= Group D Production Sports Cars =

CAMS motor racing category

Group D Production Sports Cars was a CAMS motor racing category current in Australia from 1972 to 1981.

The Group D category catered for series-production type automobiles, other than those eligible to compete as Touring Cars, which were:
- Recognised by the FIA as Group 3 or Group 4 cars, or
- Of a type of which at least 50 examples existed in Australia, or
- Of a type which CAMS deemed to be eligible

Bodywork could be of an open or closed type and was required to provide adequate accommodation for a minimum of two persons. The original design of the cylinder-block, cylinder-head, transmission and suspension had to be retained and forced induction was permitted only if fitted as standard by the manufacturer. Minor changes to bodywork, mudguards and interior trim were permitted. A 5000cc engine capacity limit which was applied at the time of the introduction of the category was later raised to 6000cc.

Cars from the Group D Production Sports Cars category were eligible to compete in Australian Sports Car Championship races alongside those from the Group A Sports Cars category from 1972 to 1975 and in May 1975, Production Sports Cars contested the revived Australian Tourist Trophy held at Calder Raceway. In 1976, Group D became the sole category to contest the Australian Sports Car Championship, a situation which applied through to 1981. The category was discontinued at the end of that year and the Group D designation was applied to a new category for GT Cars from 1982.

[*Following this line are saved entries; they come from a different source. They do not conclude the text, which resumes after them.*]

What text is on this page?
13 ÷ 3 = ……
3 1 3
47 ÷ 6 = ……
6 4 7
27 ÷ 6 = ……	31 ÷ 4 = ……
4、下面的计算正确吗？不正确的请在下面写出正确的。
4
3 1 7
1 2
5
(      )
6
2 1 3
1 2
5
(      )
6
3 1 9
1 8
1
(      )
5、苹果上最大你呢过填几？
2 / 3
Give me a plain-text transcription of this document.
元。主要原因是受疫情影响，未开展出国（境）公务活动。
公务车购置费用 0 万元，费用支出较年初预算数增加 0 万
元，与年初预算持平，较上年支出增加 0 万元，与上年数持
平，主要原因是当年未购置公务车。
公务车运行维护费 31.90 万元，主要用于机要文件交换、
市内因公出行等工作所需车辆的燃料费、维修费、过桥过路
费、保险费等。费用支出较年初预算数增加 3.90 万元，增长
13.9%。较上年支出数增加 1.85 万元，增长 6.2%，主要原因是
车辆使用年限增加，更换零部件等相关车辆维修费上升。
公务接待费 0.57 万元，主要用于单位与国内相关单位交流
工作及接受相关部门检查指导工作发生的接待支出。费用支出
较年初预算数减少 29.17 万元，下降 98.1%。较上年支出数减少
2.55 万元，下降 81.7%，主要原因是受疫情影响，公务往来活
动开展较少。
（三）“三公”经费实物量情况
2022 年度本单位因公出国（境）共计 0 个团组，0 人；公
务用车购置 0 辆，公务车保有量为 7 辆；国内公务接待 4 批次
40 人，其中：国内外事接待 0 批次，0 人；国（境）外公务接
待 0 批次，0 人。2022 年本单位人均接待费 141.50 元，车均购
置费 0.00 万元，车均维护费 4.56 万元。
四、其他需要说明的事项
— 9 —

==Group B Improved Production Sports Cars and Group D Series Production Sports Cars==
Prior to the introduction of the new category in 1972, the Confederation of Australian Motor Sport had promulgated regulations for both Group B Improved Production Sports Cars and Group D Series Production Sports Cars, the former for modified vehicles of which at least 100 examples had been produced and the latter for virtually standard cars. Both categories had been introduced in 1964.